Kevin Coombes is a Professor in the Department of
Bioinformatics and Computational Biology at the UT M.D. Anderson Cancer
Center. He received his Ph.D. in pure
mathematics in 1982 from the University of Chicago and. worked for many years
in the areas of algebraic K-theory and arithmetic algebraic geometry (while
rising through the academic ranks at MIT, University of Michigan, and
University of Maryland in College Park). In the mid 1990’s, he shifted his
research interests to bioinformatics. He
received awards for “Best Presentation” at the 2001 and 2002 CAMDA (Critical
Assessment of Microarray Data Analysis) conferences, and for “Best Abstract” at
the First Annual Proteomics Data Mining Conference.
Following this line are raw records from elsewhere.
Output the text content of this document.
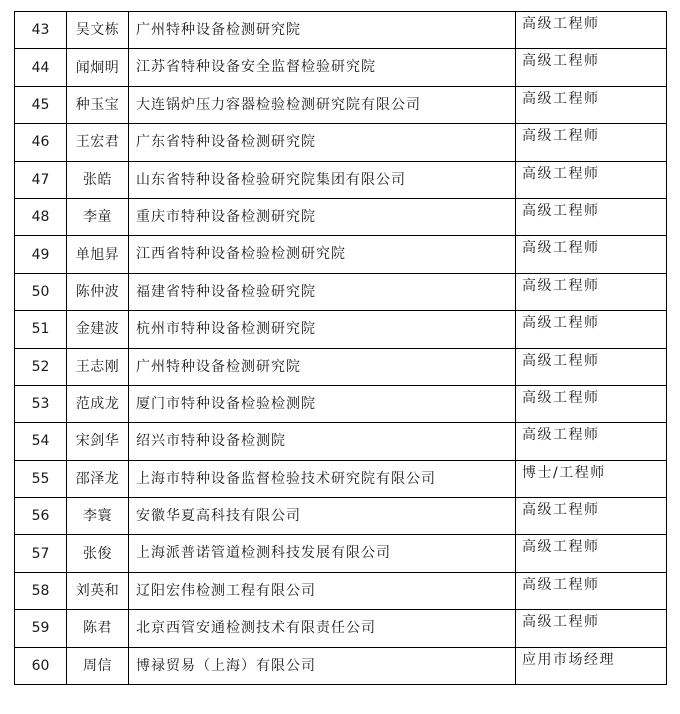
43	吴文栋	广州特种设备检测研究院	高级工程师
44	闻炯明	江苏省特种设备安全监督检验研究院	高级工程师
45	种玉宝	大连锅炉压力容器检验检测研究院有限公司	高级工程师
46	王宏君	广东省特种设备检测研究院	高级工程师
47	张皓	山东省特种设备检验研究院集团有限公司	高级工程师
48	李童	重庆市特种设备检测研究院	高级工程师
49	单旭昇	江西省特种设备检验检测研究院	高级工程师
50	陈仲波	福建省特种设备检验研究院	高级工程师
51	金建波	杭州市特种设备检测研究院	高级工程师
52	王志刚	广州特种设备检测研究院	高级工程师
53	范成龙	厦门市特种设备检验检测院	高级工程师
54	宋剑华	绍兴市特种设备检测院	高级工程师
55	邵泽龙	上海市特种设备监督检验技术研究院有限公司	博士/工程师
56	李寰	安徽华夏高科技有限公司	高级工程师
57	张俊	上海派普诺管道检测科技发展有限公司	高级工程师
58	刘英和	辽阳宏伟检测工程有限公司	高级工程师
59	陈君	北京西管安通检测技术有限责任公司	高级工程师
60	周信	博禄贸易（上海）有限公司	应用市场经理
His current research focuses on statistical,
mathematical, and computational methods to process, analyze, and understand
highly multivariate biological data arising from high throughput technologies.
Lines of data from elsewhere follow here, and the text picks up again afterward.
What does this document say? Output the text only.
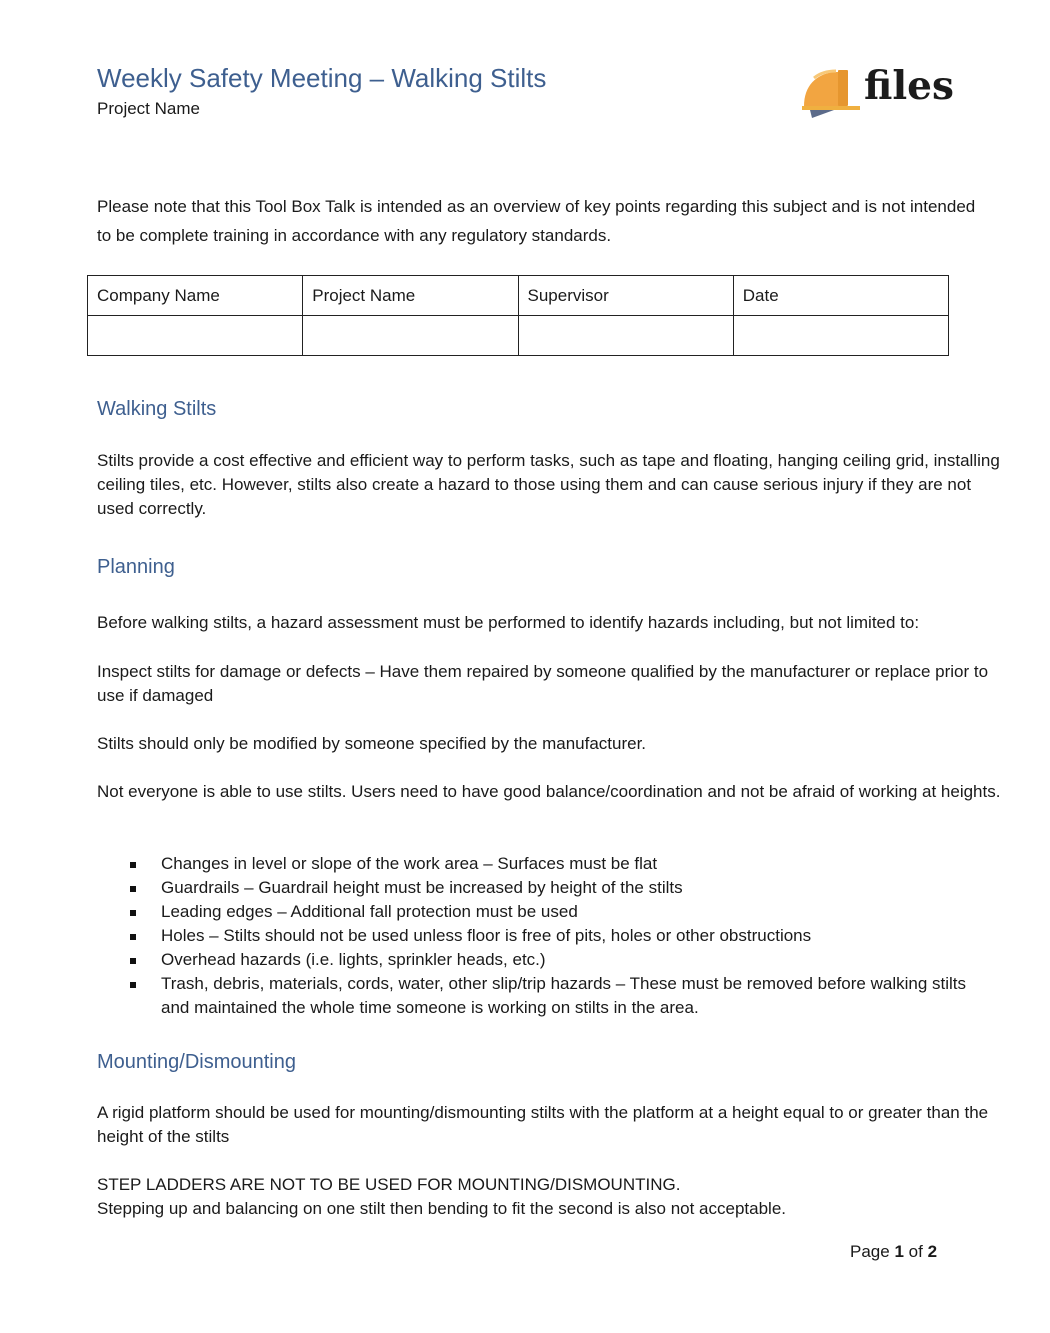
Weekly Safety Meeting – Walking Stilts
Project Name	files

Please note that this Tool Box Talk is intended as an overview of key points regarding this subject and is not intended to be complete training in accordance with any regulatory standards.

Company Name	Project Name	Supervisor	Date

Walking Stilts

Stilts provide a cost effective and efficient way to perform tasks, such as tape and floating, hanging ceiling grid, installing ceiling tiles, etc. However, stilts also create a hazard to those using them and can cause serious injury if they are not used correctly.

Planning

Before walking stilts, a hazard assessment must be performed to identify hazards including, but not limited to:

Inspect stilts for damage or defects – Have them repaired by someone qualified by the manufacturer or replace prior to use if damaged

Stilts should only be modified by someone specified by the manufacturer.

Not everyone is able to use stilts. Users need to have good balance/coordination and not be afraid of working at heights.

Changes in level or slope of the work area – Surfaces must be flat
Guardrails – Guardrail height must be increased by height of the stilts
Leading edges – Additional fall protection must be used
Holes – Stilts should not be used unless floor is free of pits, holes or other obstructions
Overhead hazards (i.e. lights, sprinkler heads, etc.)
Trash, debris, materials, cords, water, other slip/trip hazards – These must be removed before walking stilts and maintained the whole time someone is working on stilts in the area.
Mounting/Dismounting

A rigid platform should be used for mounting/dismounting stilts with the platform at a height equal to or greater than the height of the stilts

STEP LADDERS ARE NOT TO BE USED FOR MOUNTING/DISMOUNTING.

Stepping up and balancing on one stilt then bending to fit the second is also not acceptable.

Page 1 of 2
He is particularly interested in (1) methods that incorporate existing
biological knowledge early in the analytical process and (2) methods that
integrate diverse types of biological data with a view toward predicting
clinically relevant patient outcomes. With his collaborator, Keith Baggerly, he
is known for his work in “forensic bioinformatics”, which is an effort to
understand and uncover the (often poorly described) methods that were actually
used to analyze large data sets.
“Cell Lines,
Chemotherapy Response, and the Need for Reproducible Research”
In
November 2006, researchers at Duke University published the first in a series
of papers that claimed that (1) microarray and drug response data from cancer
cell lines could be used to develop genomic signatures of response to specific
chemotherpaies, and (2) these signatures successfully predicted patient
responses. Duke later began running
clinical trials based on this work. We
attempted to reproduce their analyses on publicly available data, and were
unsuccessful. We identified a series of
errors in data provenance and analysis, which we published as letters to
editors and as an article in a statistical journal. As a result of our efforts, four clinical
trials have been terminated and at least eight papers have been retracted. In this talk, I will describe some of the
errors we found, some of the "forensic bioinformatics" methods used
to discover them, and the efforts that are underway nationally to develop new
tools
that promote and enable "reproducible research".